'Careless' engineers accused of damaging site near Stonehenge

Blick Mead is about a mile from the famous tourist attraction and is the earliest known site inhabited after the last ice age, experts say.

Part of the site is a platform which was built thousands of years ago by residents to preserve a hoof print of prehistoric cattle known as aurochs.

But Highways England engineers are accused of damaging it by drilling a hole 3.5m (11.5ft) deep through the platform to monitor water levels ahead of the construction of a 1.8-mile tunnel past Stonehenge.

The water levels are being monitored due to fears that remains preserved in the waterlogged ground could be damaged if the tunnel goes ahead.

Archaeology professor David Jacques, from the University of Buckingham, discovered the site and described the agency’s actions as a “travesty”.

He was among those who met with them on Thursday and said later that the agency confirmed their equipment had damaged the platform.

He told Sky News: “I am absolutely devastated.

“Thousands of years ago these people went to enormous lengths to preserve this area and, with one careless move, the Highways Agency has undone all their hard work.

“This is a disgrace.”

Earlier on Thursday. he had said that there could also be footprints preserved at the site which would be “the earliest tangible signs of life at Stonehenge”.

He added: “If the remains aren’t preserved we may never be able to understand why Stonehenge was built.”

But Highways England told Sky News it had no evidence of damage being caused by the drilling of the hole.

A spokesman told Sky News: “We do not have any evidence that our monitoring, the location of which we shared with Professor David Jacques, has caused any damage to the site and we have asked for further clarification of this.

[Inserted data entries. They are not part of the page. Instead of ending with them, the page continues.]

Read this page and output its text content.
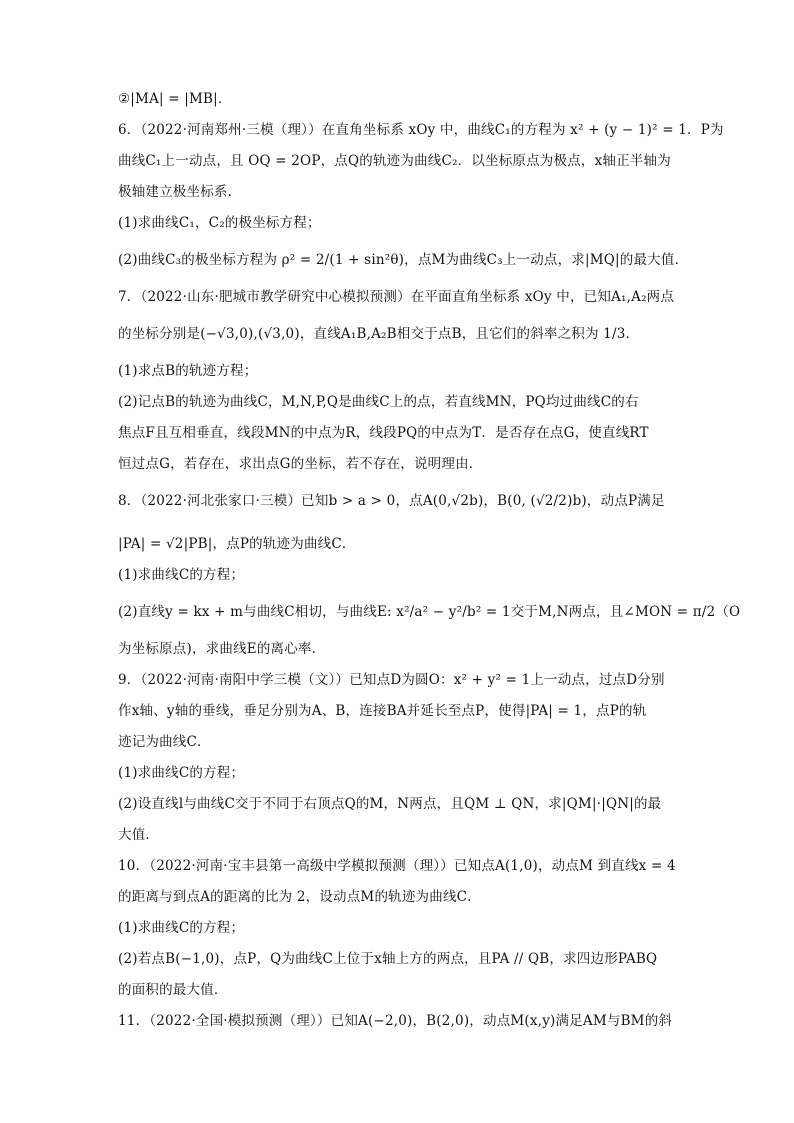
②|MA| = |MB|．
6．（2022·河南郑州·三模（理））在直角坐标系 xOy 中，曲线C₁的方程为 x² + (y − 1)² = 1．P为
曲线C₁上一动点，且 OQ = 2OP，点Q的轨迹为曲线C₂．以坐标原点为极点，x轴正半轴为
极轴建立极坐标系．
(1)求曲线C₁，C₂的极坐标方程；
(2)曲线C₃的极坐标方程为 ρ² = 2/(1 + sin²θ)，点M为曲线C₃上一动点，求|MQ|的最大值．
7．（2022·山东·肥城市教学研究中心模拟预测）在平面直角坐标系 xOy 中，已知A₁,A₂两点
的坐标分别是(−√3,0),(√3,0)，直线A₁B,A₂B相交于点B，且它们的斜率之积为 1/3．
(1)求点B的轨迹方程；
(2)记点B的轨迹为曲线C，M,N,P,Q是曲线C上的点，若直线MN，PQ均过曲线C的右
焦点F且互相垂直，线段MN的中点为R，线段PQ的中点为T．是否存在点G，使直线RT
恒过点G，若存在，求出点G的坐标，若不存在，说明理由．
8．（2022·河北张家口·三模）已知b > a > 0，点A(0,√2b)，B(0, (√2/2)b)，动点P满足
|PA| = √2|PB|，点P的轨迹为曲线C．
(1)求曲线C的方程；
(2)直线y = kx + m与曲线C相切，与曲线E: x²/a² − y²/b² = 1交于M,N两点，且∠MON = π/2（O
为坐标原点)，求曲线E的离心率．
9．（2022·河南·南阳中学三模（文））已知点D为圆O：x² + y² = 1上一动点，过点D分别
作x轴、y轴的垂线，垂足分别为A、B，连接BA并延长至点P，使得|PA| = 1，点P的轨
迹记为曲线C．
(1)求曲线C的方程；
(2)设直线l与曲线C交于不同于右顶点Q的M，N两点，且QM ⊥ QN，求|QM|·|QN|的最
大值．
10．（2022·河南·宝丰县第一高级中学模拟预测（理））已知点A(1,0)，动点M 到直线x = 4
的距离与到点A的距离的比为 2，设动点M的轨迹为曲线C．
(1)求曲线C的方程；
(2)若点B(−1,0)，点P，Q为曲线C上位于x轴上方的两点，且PA // QB，求四边形PABQ
的面积的最大值．
11．（2022·全国·模拟预测（理））已知A(−2,0)，B(2,0)，动点M(x,y)满足AM与BM的斜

“At Prof Jacques’ request, we have been monitoring water conditions at Blick Mead to demonstrate that the scheme will have no impact on the site.

“We asked for input on the locations of water monitoring stations in early November.

“We have adhered to guidelines in carrying out the work, with an archaeologist on site, and with due care being exercised at all times.”

The proposed tunnel is part of a £1.6bn upgrade of the A303, which connects the M3 from London with the south west of England.

The plans have been accepted by the Planning Inspectorate for examination and work is due to start in 2021.